Но через минуту спохватился — испугала собственная злость. Ого, куда занесло! Никогда он не давал воли таким чувством. Так можно распуститься до анархизма, сравняться с Карначом в отрицании авторитетов. А он всегда был дисциплинирован, сдержан, если иногда и критиковал кого-нибудь из тех, кто стоял выше него, то всегда делал это принципиально и уважительно.
Сосновский выдвигал его, воспитывал как руководителя. Он не «безродный Иван» и благодарен за это. Он любит Леонида Миновича. Смешно упрекать за то, что, не имея инженерной подготовки, тот не всегда может разобраться в специфических процессах современного промышленного производства. В наше время, будь ты хоть гений и пройди три технических вуза, все равно не в состоянии будешь все охватить. У Сосновского есть более важное качество — талант партийного организатора и особое чутье на людей, умение распознавать, кто на что способен.
Эти мысли успокоили и приободрили, все-таки он объективный человек!
Сказал секретарше, чтоб партпросветовцы подождали.
Набрал номер секретаря обкома.
— Леонид Минович? Я. Еще раз. Прошу простить, что беспокою.
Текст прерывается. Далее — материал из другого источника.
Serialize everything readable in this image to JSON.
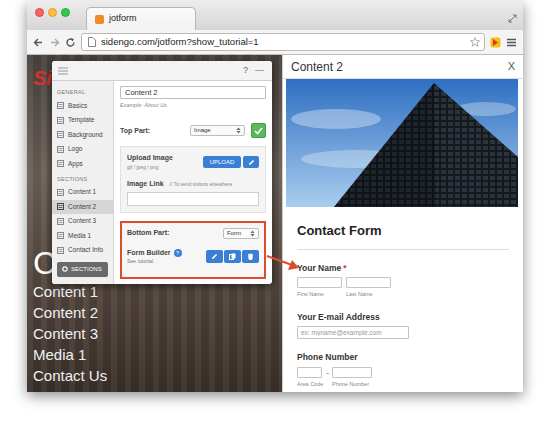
{
  "browser": {
    "tab": {
      "title": "jotform"
    },
    "url": "sidengo.com/jotform?show_tutorial=1"
  },
  "site": {
    "logo": "Si",
    "heading": "C",
    "nav": [
      {
        "label": "Content 1"
      },
      {
        "label": "Content 2"
      },
      {
        "label": "Content 3"
      },
      {
        "label": "Media 1"
      },
      {
        "label": "Contact Us"
      }
    ]
  },
  "editor": {
    "help": "?",
    "minimize": "—",
    "sidebar": {
      "groups": [
        {
          "title": "GENERAL",
          "items": [
            {
              "label": "Basics",
              "selected": false
            },
            {
              "label": "Template",
              "selected": false
            },
            {
              "label": "Background",
              "selected": false
            },
            {
              "label": "Logo",
              "selected": false
            },
            {
              "label": "Apps",
              "selected": false
            }
          ]
        },
        {
          "title": "SECTIONS",
          "items": [
            {
              "label": "Content 1",
              "selected": false
            },
            {
              "label": "Content 2",
              "selected": true
            },
            {
              "label": "Content 3",
              "selected": false
            },
            {
              "label": "Media 1",
              "selected": false
            },
            {
              "label": "Contact Info",
              "selected": false
            }
          ]
        }
      ],
      "button": "SECTIONS"
    },
    "title": {
      "value": "Content 2",
      "hint": "Example: About Us"
    },
    "top_part": {
      "label": "Top Part:",
      "value": "Image"
    },
    "upload": {
      "label": "Upload Image",
      "formats": "gif / jpeg / png",
      "button": "UPLOAD"
    },
    "image_link": {
      "label": "Image Link",
      "hint": "// To send visitors elsewhere"
    },
    "bottom_part": {
      "label": "Bottom Part:",
      "value": "Form"
    },
    "form_builder": {
      "label": "Form Builder",
      "help": "?",
      "note": "See",
      "link": "tutorial."
    }
  },
  "preview": {
    "title": "Content 2",
    "close": "X",
    "form": {
      "title": "Contact Form",
      "fields": [
        {
          "kind": "name",
          "label": "Your Name",
          "required": true,
          "required_mark": "*",
          "sublabels": [
            "First Name",
            "Last Name"
          ]
        },
        {
          "kind": "email",
          "label": "Your E-mail Address",
          "required": false,
          "placeholder": "ex: myname@example.com"
        },
        {
          "kind": "phone",
          "label": "Phone Number",
          "required": false,
          "separator": "-",
          "sublabels": [
            "Area Code",
            "Phone Number"
          ]
        }
      ]
    }
  }
}
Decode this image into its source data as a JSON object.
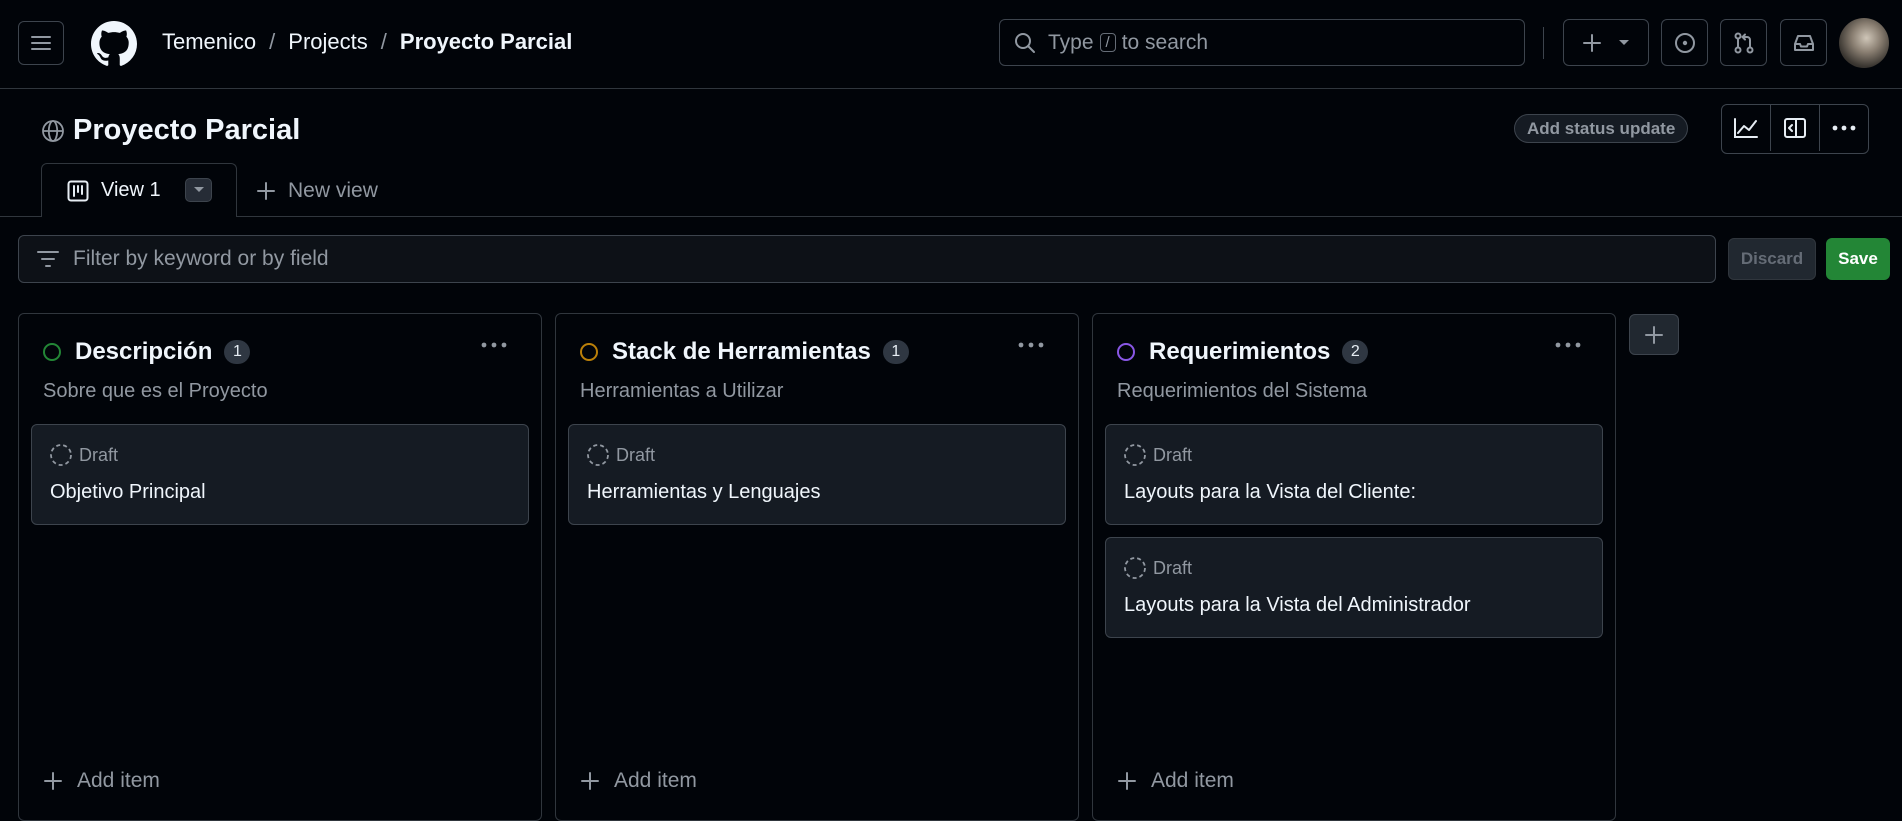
{
  "header": {
    "breadcrumb": [
      "Temenico",
      "Projects",
      "Proyecto Parcial"
    ],
    "search": {
      "prefix": "Type",
      "key": "/",
      "suffix": "to search"
    }
  },
  "project": {
    "title": "Proyecto Parcial",
    "status_update_label": "Add status update"
  },
  "tabs": {
    "active_label": "View 1",
    "new_view_label": "New view"
  },
  "filter": {
    "placeholder": "Filter by keyword or by field",
    "discard_label": "Discard",
    "save_label": "Save"
  },
  "colors": {
    "accent_green": "#238636",
    "status_green": "#238636",
    "status_orange": "#bb8009",
    "status_purple": "#8957e5"
  },
  "columns": [
    {
      "title": "Descripción",
      "count": "1",
      "description": "Sobre que es el Proyecto",
      "status_color": "#238636",
      "cards": [
        {
          "status": "Draft",
          "title": "Objetivo Principal"
        }
      ],
      "add_item_label": "Add item"
    },
    {
      "title": "Stack de Herramientas",
      "count": "1",
      "description": "Herramientas a Utilizar",
      "status_color": "#bb8009",
      "cards": [
        {
          "status": "Draft",
          "title": "Herramientas y Lenguajes"
        }
      ],
      "add_item_label": "Add item"
    },
    {
      "title": "Requerimientos",
      "count": "2",
      "description": "Requerimientos del Sistema",
      "status_color": "#8957e5",
      "cards": [
        {
          "status": "Draft",
          "title": "Layouts para la Vista del Cliente:"
        },
        {
          "status": "Draft",
          "title": "Layouts para la Vista del Administrador"
        }
      ],
      "add_item_label": "Add item"
    }
  ]
}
— Не делай длинной преампулы. — Сосновский шутил: один работник любил умные слова, но говорил, пока ему не растолковали, вместо «преамбула»— «преампула»; это стало местным анекдотом.
— Не знаю, каким вам покажется мой голос на этот раз, веселым или грустным. Но считаю своим долгом сообщить… Карнач только что передал мне копию своего письма в Совет Министров с протестом против посадки «химика» в Белом Береге.
Слышались далекие чужие голоса — из-за индукции или в кабинете у Сосновского были люди. Леонид Минович молчал. Игнатович подул в трубку.
— Алло!
— Не дуй мне в ухо. Оно и так горит… Что я тебе скажу, Герасим? — Игнатович сморщился, как от боли. — Голос твой на этот раз совсем невеселый. Загробный прямо-таки голос…
«Не может человек, без своего неуместного юмора», — недовольно подумал Игнатович.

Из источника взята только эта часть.